Прыгуны ждали в начале дорожек, оставив место для разбега.

– Сат!!!

Возгласом «сат» понукают коней. Опытный Кылыс все понял правильно. Вихрем рванувшись вперед, он сделал десять беговых шагов, резких и быстрых, набрал скорость – и у первой вешки изо всех сил оттолкнулся правой ногой. Раз, два, три… Нюргун припоздал, замялся и бросился вдогон, когда Кылыс уже подбегал к первой вешке. Мой брат отстал от долговязого адьярая ровно на три прыжка. Для поражения или победы это не имело значения – соперникам засчитывалось общее расстояние, покрытое дюжиной прыжков. Важно ли, что ты прискакал первым, если тебя, дружок, обскакали?! Но боотуры заорали от восторга, как если бы Кылыс уже стал победителем. Да он и был победителем, еще до начала состязаний. Сглатывая комок, подкативший к горлу, я смотрел, как прыгает Кылыс Лэбийэ. Чуть кренясь на бок – любой, кто прыгает на одной ножке, не может сохранить прямую осанку – адьярай мощно взмахивал обеими руками, выталкивал себя в полёт, волей судьбы рассеченный на двенадцать частей. Он не прыгал, а выплывал из бурлящей речной стремнины, выдергивал тело единым движением бёдер и плеч, расплескивал воду, с каждым мгновением приближаясь к заветному берегу. Нюргун прыгал лучше, чем я предполагал, но не ему было тягаться с великолепным Кылысом.

И не мне, честное слово.

Нюргун заканчивал шестой прыжок, а Кылыс – девятый, когда что-то случилось со временем, а может, со мной. Сперва дорожек стало четыре, восемь, десять. На каждой из них творилось свое, отдельное действо: где-то Кылыс брал разбег, где-то миновал третью вешку, а Нюргун подбегал к первой… Я заморгал, мотая головой, и дорожки слились в одну, нет, в две, но Кылыс теперь не столько прыгал, сколько пытался остаться на месте. Нюргун приближался, скоро он обещал поравняться с адьяраем, а Кылыса с каждым прыжком моего брата дергало назад, будто знаменитого прыгуна посадили на привязь, и кто-то оттаскивал Кылыса к исходной черте. Это Нюргун, с ужасом понял я. Привязь коренилась в сердце Нюргуна, в черной пульсирующей дыре, которую я отлично видел, если смотрел мельком, искоса, и терял из виду, когда пытался глядеть на жуткую черноту прямо.
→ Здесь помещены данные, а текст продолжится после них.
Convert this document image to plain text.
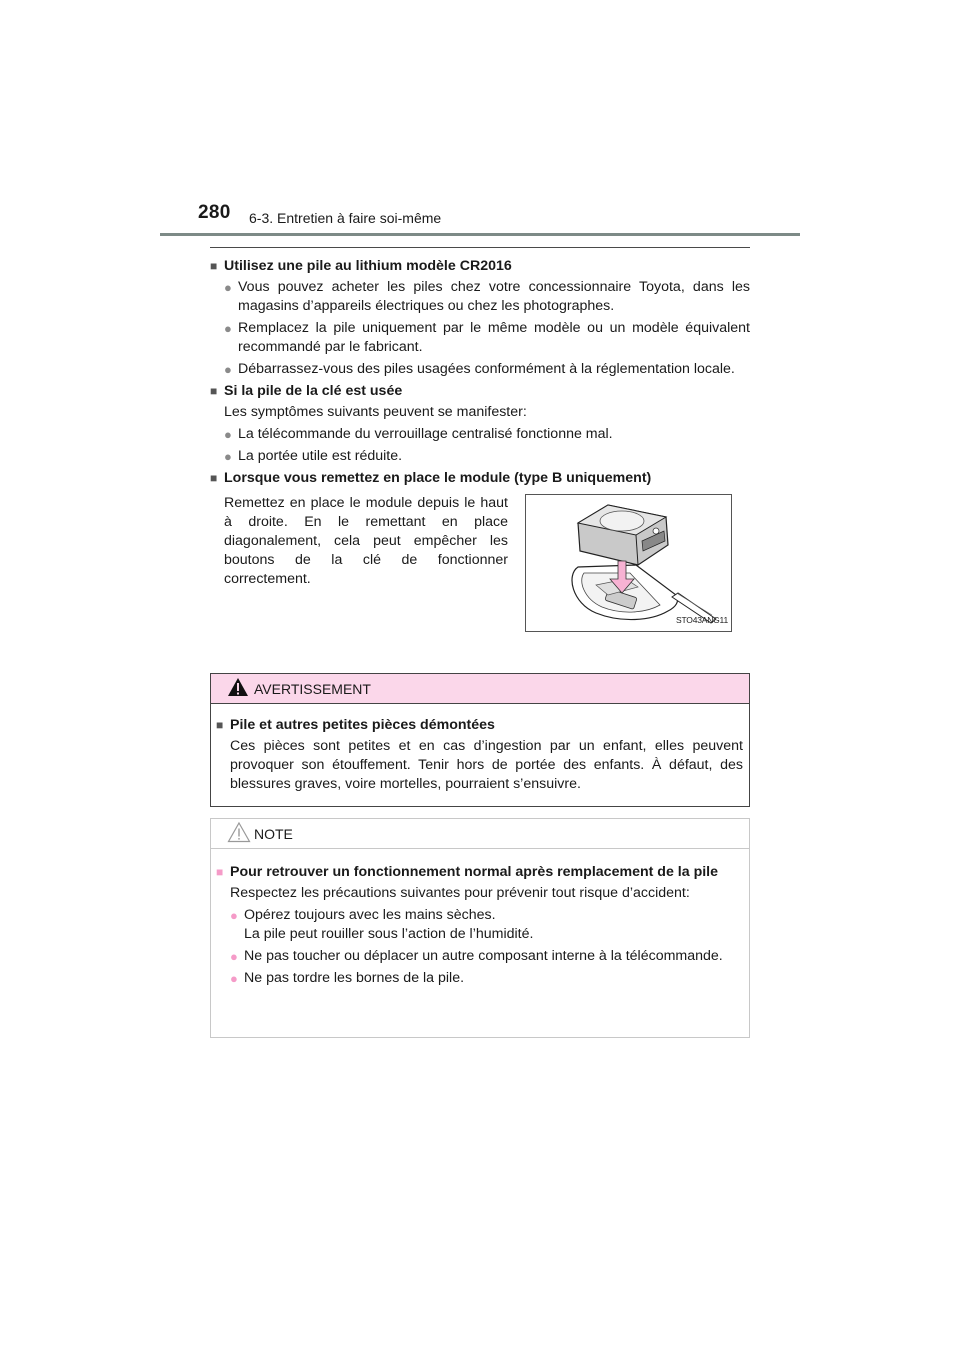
280 6-3. Entretien à faire soi-même
■ Utilisez une pile au lithium modèle CR2016
● Vous pouvez acheter les piles chez votre concessionnaire Toyota, dans les magasins d’appareils électriques ou chez les photographes.
● Remplacez la pile uniquement par le même modèle ou un modèle équivalent recommandé par le fabricant.
● Débarrassez-vous des piles usagées conformément à la réglementation locale.
■ Si la pile de la clé est usée
Les symptômes suivants peuvent se manifester:
● La télécommande du verrouillage centralisé fonctionne mal.
● La portée utile est réduite.
■ Lorsque vous remettez en place le module (type B uniquement)
Remettez en place le module depuis le haut à droite. En le remettant en place diagonalement, cela peut empêcher les boutons de la clé de fonctionner correctement.
STO43ANG11
AVERTISSEMENT
■ Pile et autres petites pièces démontées
Ces pièces sont petites et en cas d’ingestion par un enfant, elles peuvent provoquer son étouffement. Tenir hors de portée des enfants. À défaut, des blessures graves, voire mortelles, pourraient s’ensuivre.
NOTE
■ Pour retrouver un fonctionnement normal après remplacement de la pile
Respectez les précautions suivantes pour prévenir tout risque d’accident:
● Opérez toujours avec les mains sèches.
La pile peut rouiller sous l’action de l’humidité.
● Ne pas toucher ou déplacer un autre composant interne à la télécommande.
● Ne pas tordre les bornes de la pile.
Не знаю, кто сидел в дыре, но он наматывал привязь на локоть, виток за витком, и Кылыса отбрасывало к Нюргуну, как адьярай ни пытался порвать эту связь.

– Сат! – вопили боотуры.

– Сат! Сат!

Зрители сходили с ума. Не догадываясь, что происходит, они бурно радовались: дети, столкнувшиеся с чудом. Я тоже мало что понимал, но чуял беду. Привязь, растущая из Нюргунова черного сердца; обоюдный сон, куда Нюргун утащил разъяренного Уота… Между всем этим имелась связь, как между Нюргуном и длинноногим Кылысом, только я не мог назвать эту связь по имени. Ему нельзя драться, кричал я беззвучным криком. Нельзя драться! Нельзя! Белый Владыка, возможно ли, что ему вообще нельзя ни с кем соперничать?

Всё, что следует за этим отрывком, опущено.